Monday, July 6, 2020

Maurice Contrasts Societal-Ingrained Loneliness With Romantic Unity

Maurice begins on a highly amusing note. An eleven-year-old version of the titular protagonist is talking with a schoolteacher on the beach. The teacher begins to explain to the youngster that he's about to underdog the process of puberty. To illustrate this point, the schoolteacher proceeds to grab a stick and use it to make a variety of drawings of human genitalia in the sand. Now he's got a visual aid for his overall point. After their conversation, the two characters begin to walk away only for Maurice to realize that the drawings are still etched into the sand. Just as the schoolteacher hopes the tide has washed them away, a family comes upon the doodles and becomes aghast.


From there, we flash-forward to the future and catch up with adult Maurice (James Wilby), a college student attending Cambridge. One night, he has a run-in with the roommate of a friend by the name of Clive Durham (Hugh Grant). Though at first, they begin to talk just to pass the time until Clive's roommate returns, a romantic spark begins to flicker between the two of them. Of course, this being England in 1909, they can't be public about their affair. People are put in prison and ostracized by families & friends for this kind of behavior. Thus, Maurice and Clive proceed to try and put this love behind them and embrace "traditional" heterosexual lives. What follows for Maurice epitomizes the phrase "You can take the man out of the gayness, but you can't take the gayness out of the man"!
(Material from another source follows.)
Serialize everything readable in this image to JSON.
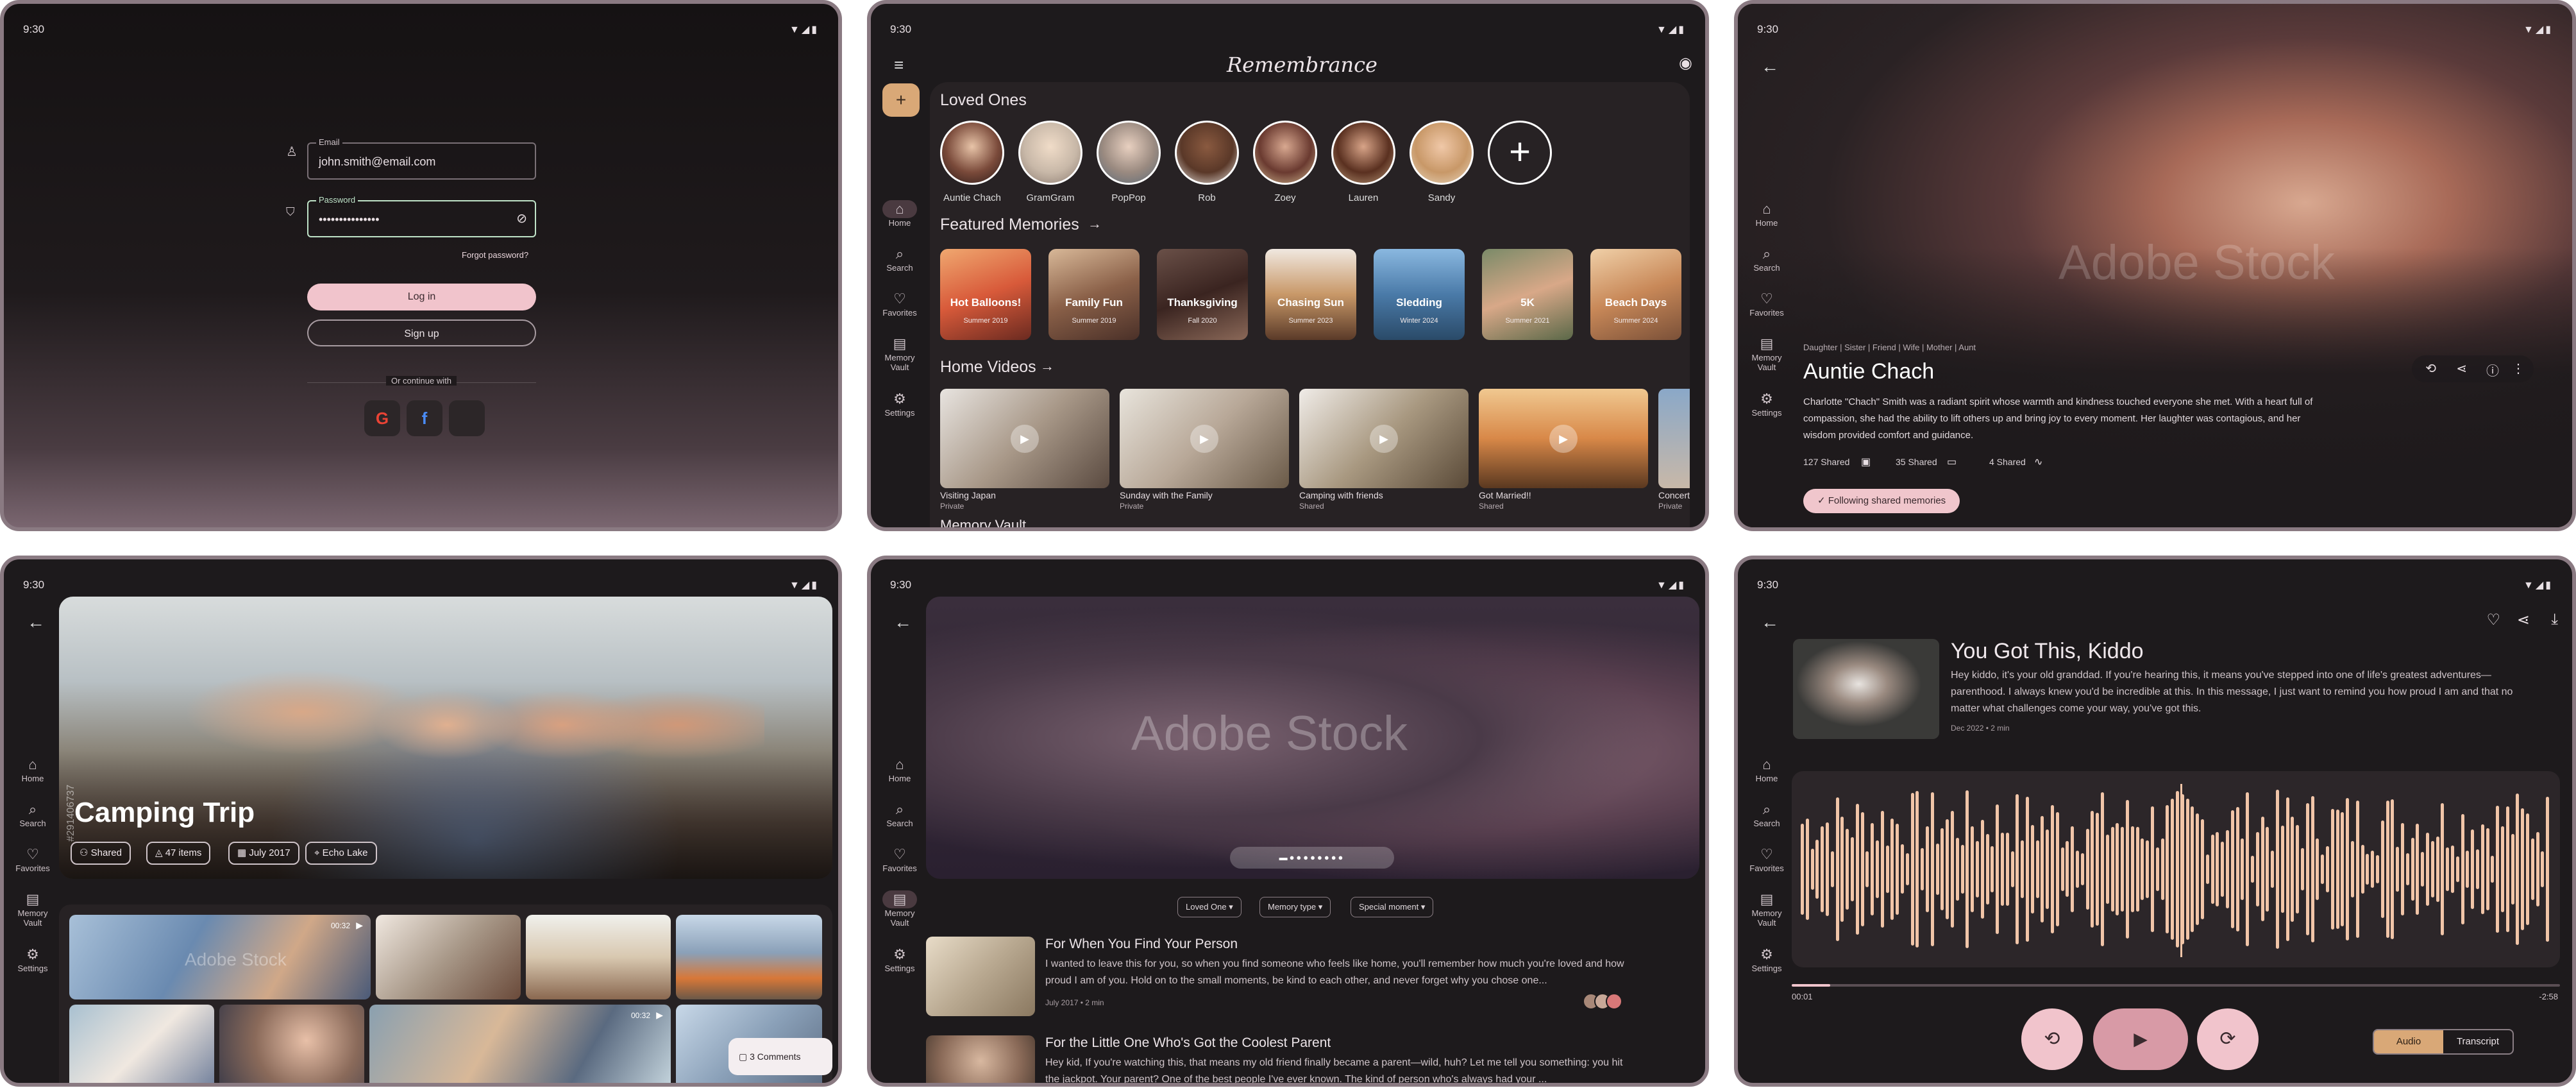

From the get-go, Maurice had an aura to it that I found captivating and not just because its a British period piece that begins with sand drawings of dicks. Much of this riveting nature stems from the rapport between Maurice and Clive, which is executed with such compelling warmth under the direction of James Ivory. Though they have to keep their romance a secret from the rest of the world, Maurice the film never shies away from showing these two characters as the passionate lovers that they are. This chance of getting to know the two leads of Maurice and why they fall for each other lays the great groundwork for the story ahead.
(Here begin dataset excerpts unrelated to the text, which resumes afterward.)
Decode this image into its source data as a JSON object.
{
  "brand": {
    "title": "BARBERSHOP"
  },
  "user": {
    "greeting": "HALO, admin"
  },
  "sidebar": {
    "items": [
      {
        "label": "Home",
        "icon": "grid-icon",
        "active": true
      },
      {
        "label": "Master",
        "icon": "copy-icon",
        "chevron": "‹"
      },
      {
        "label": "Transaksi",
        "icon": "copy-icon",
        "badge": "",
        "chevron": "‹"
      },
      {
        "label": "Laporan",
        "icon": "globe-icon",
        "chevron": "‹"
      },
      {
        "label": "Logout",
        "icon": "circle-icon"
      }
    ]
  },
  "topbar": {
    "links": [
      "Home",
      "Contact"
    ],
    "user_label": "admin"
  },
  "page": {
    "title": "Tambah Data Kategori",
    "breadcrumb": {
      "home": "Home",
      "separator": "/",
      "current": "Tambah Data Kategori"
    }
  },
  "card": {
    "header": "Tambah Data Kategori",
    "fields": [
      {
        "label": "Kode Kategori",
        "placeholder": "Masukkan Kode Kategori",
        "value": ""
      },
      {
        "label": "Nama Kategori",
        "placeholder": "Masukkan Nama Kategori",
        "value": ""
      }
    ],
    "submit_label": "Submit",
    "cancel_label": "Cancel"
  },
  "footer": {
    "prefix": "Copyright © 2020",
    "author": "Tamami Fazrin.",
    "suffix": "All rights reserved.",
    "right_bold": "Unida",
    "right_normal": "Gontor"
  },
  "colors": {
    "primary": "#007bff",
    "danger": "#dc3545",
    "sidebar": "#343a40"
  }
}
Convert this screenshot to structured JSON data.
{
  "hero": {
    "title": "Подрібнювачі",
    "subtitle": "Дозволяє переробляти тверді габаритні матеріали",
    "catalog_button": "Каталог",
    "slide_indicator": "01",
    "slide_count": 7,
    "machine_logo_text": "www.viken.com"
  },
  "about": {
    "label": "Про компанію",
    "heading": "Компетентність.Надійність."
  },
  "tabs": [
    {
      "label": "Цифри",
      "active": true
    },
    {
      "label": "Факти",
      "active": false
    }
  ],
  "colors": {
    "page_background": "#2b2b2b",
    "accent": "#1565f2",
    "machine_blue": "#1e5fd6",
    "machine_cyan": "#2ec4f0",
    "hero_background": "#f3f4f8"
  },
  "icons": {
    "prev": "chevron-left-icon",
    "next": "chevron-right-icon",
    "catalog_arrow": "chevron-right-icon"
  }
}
Said groundwork is in service of a story that looks at the complexities of balancing personal fulfillment with basic survival in an unaccepting society. Maurice, Clive and eventual third lead character Alec Scudder (Rupert Graves) are all closeted gay men walking a delicate tightrope. That balance entails fulfilling their personal desires with the fact that doing so is a death sentence in then modern-society. The screenplay, penned by Ivory and Kit Hesketh-Harvey, ingeniously has this struggle manifest in different ways for each of the three different queer characters of Maurice. Clive, for example, may have been the one to urge Maurice to embrace his queerness in college but he ends up being the person who most stifles his queerness by the end of the story.
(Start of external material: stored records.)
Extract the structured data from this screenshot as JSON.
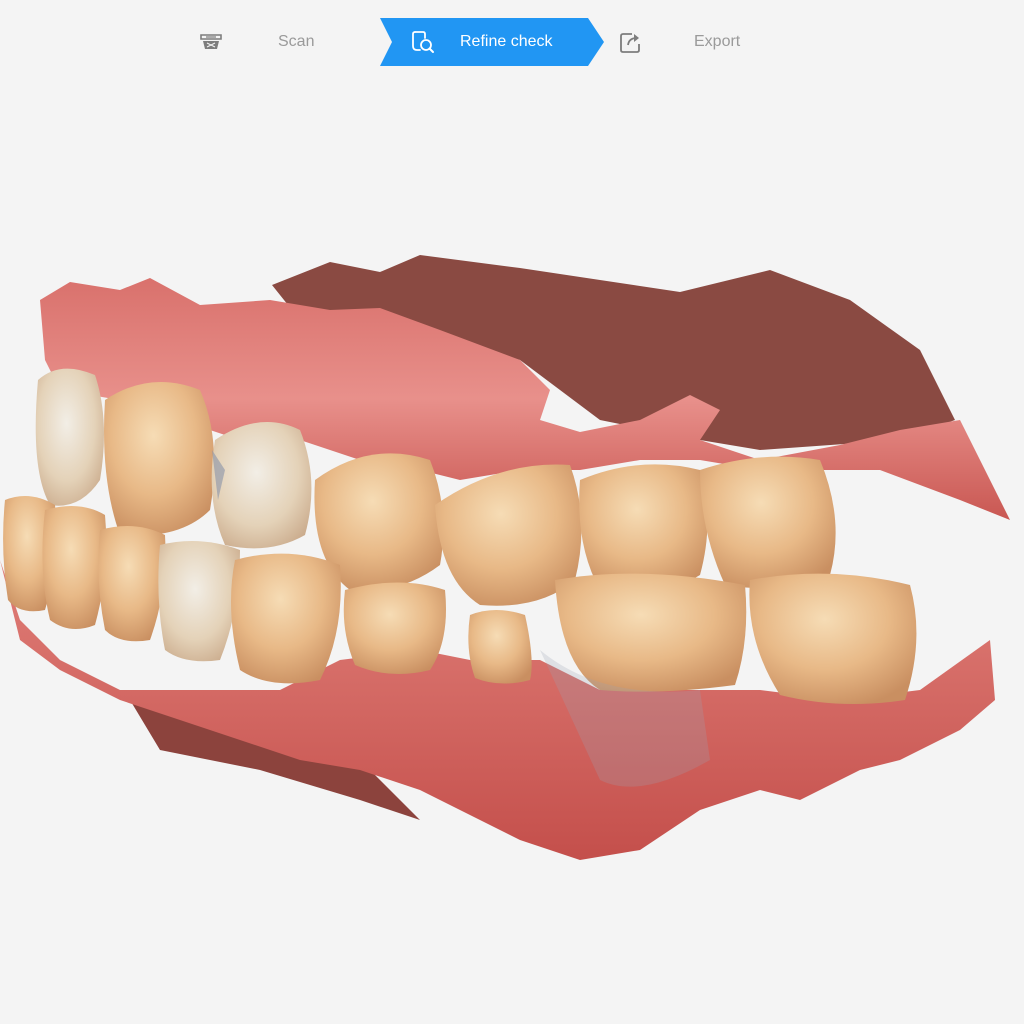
{
  "workflow": {
    "steps": [
      {
        "label": "Scan",
        "icon": "scan-icon",
        "state": "inactive"
      },
      {
        "label": "Refine check",
        "icon": "refine-check-icon",
        "state": "active"
      },
      {
        "label": "Export",
        "icon": "export-icon",
        "state": "inactive"
      }
    ],
    "active_color": "#2196f3",
    "inactive_text_color": "#9a9a9a"
  },
  "viewport": {
    "content": "3d-dental-scan-model"
  }
}
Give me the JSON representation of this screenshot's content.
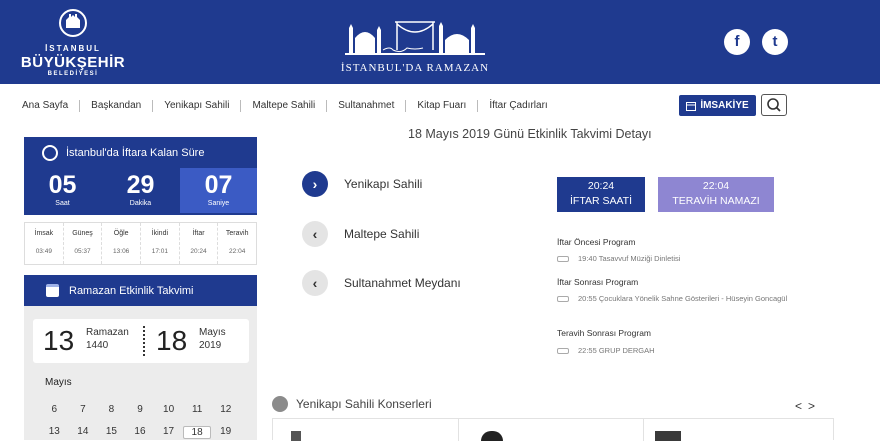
{
  "header": {
    "ibb_logo": {
      "line1": "İSTANBUL",
      "line2": "BÜYÜKŞEHİR",
      "line3": "BELEDİYESİ"
    },
    "site_title": "İSTANBUL'DA RAMAZAN",
    "social": {
      "facebook": "f",
      "twitter": "t"
    }
  },
  "nav": {
    "items": [
      "Ana Sayfa",
      "Başkandan",
      "Yenikapı Sahili",
      "Maltepe Sahili",
      "Sultanahmet",
      "Kitap Fuarı",
      "İftar Çadırları"
    ],
    "imsakiye_label": "İMSAKİYE"
  },
  "countdown": {
    "title": "İstanbul'da İftara Kalan Süre",
    "hours": "05",
    "hours_label": "Saat",
    "minutes": "29",
    "minutes_label": "Dakika",
    "seconds": "07",
    "seconds_label": "Saniye"
  },
  "prayer_times": [
    {
      "name": "İmsak",
      "time": "03:49"
    },
    {
      "name": "Güneş",
      "time": "05:37"
    },
    {
      "name": "Öğle",
      "time": "13:06"
    },
    {
      "name": "İkindi",
      "time": "17:01"
    },
    {
      "name": "İftar",
      "time": "20:24"
    },
    {
      "name": "Teravih",
      "time": "22:04"
    }
  ],
  "calendar": {
    "title": "Ramazan Etkinlik Takvimi",
    "hijri_day": "13",
    "hijri_month": "Ramazan",
    "hijri_year": "1440",
    "greg_day": "18",
    "greg_month": "Mayıs",
    "greg_year": "2019",
    "month_label": "Mayıs",
    "row1": [
      "6",
      "7",
      "8",
      "9",
      "10",
      "11",
      "12"
    ],
    "row2": [
      "13",
      "14",
      "15",
      "16",
      "17",
      "18",
      "19"
    ]
  },
  "main": {
    "title": "18 Mayıs 2019 Günü Etkinlik Takvimi Detayı",
    "venues": [
      {
        "name": "Yenikapı Sahili",
        "arrow": "›"
      },
      {
        "name": "Maltepe Sahili",
        "arrow": "‹"
      },
      {
        "name": "Sultanahmet Meydanı",
        "arrow": "‹"
      }
    ],
    "iftar": {
      "time": "20:24",
      "label": "İFTAR SAATİ"
    },
    "teravih": {
      "time": "22:04",
      "label": "TERAVİH NAMAZI"
    },
    "programs": [
      {
        "heading": "İftar Öncesi Program",
        "item": "19:40 Tasavvuf Müziği Dinletisi"
      },
      {
        "heading": "İftar Sonrası Program",
        "item": "20:55 Çocuklara Yönelik Sahne Gösterileri - Hüseyin Goncagül"
      },
      {
        "heading": "Teravih Sonrası Program",
        "item": "22:55 GRUP DERGAH"
      }
    ]
  },
  "concerts": {
    "title": "Yenikapı Sahili Konserleri",
    "prev": "<",
    "next": ">"
  },
  "colors": {
    "brand": "#1f3a8f",
    "teravih": "#8e86d2",
    "calendar_bg": "#ececec"
  }
}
While human sexuality is indeed fluid and a person whose sexually attracted to men can be sexually attracted to women as well, the specific case of Clive makes it clear his heart doesn't lay with his eventual wife. That final of Clive looking out the window and quietly reminiscing about days where he could be himself cuts to your bone. In a single shot, every aspect of Maurice (particularly Hugh Grant's performance) beautifully conveys how much Clive has gained yet lost. He's ensured his survival and maintained a high position in society. But at what cost? His life is now a bunch of hollow trinkets and massive rooms shared with a person he doesn't connect with. Meanwhile, Maurice has struck up a romance with Scudder in a lowly shack. Their surroundings are more humble than Clive's But they're happy and they get to be themselves.

How do you balance survival with personal fulfillment? That idea gets explored to such a fascinating effect all throughout Maurice while it also delivers a steady supply of appropriately powerful romantic sequences. These scenes vividly convey the passion Maurice feels with lovers Clive and Scudder, but even more importantly, they convey a sense of unity between Maurice and his bedroom companions. To be queer in this society is to be alone, to be isolated. In these scenes, Maurice and either Clive or Scudder are able to finally break apart that feeling. As they put their hands over each other's bodies, the truth is revealed: nobody is alone, especially in a moment like this. That element beautifully informs the romantic spirit of Maurice and helps to make James Ivory's romantic drama as utterly enchanting as it is.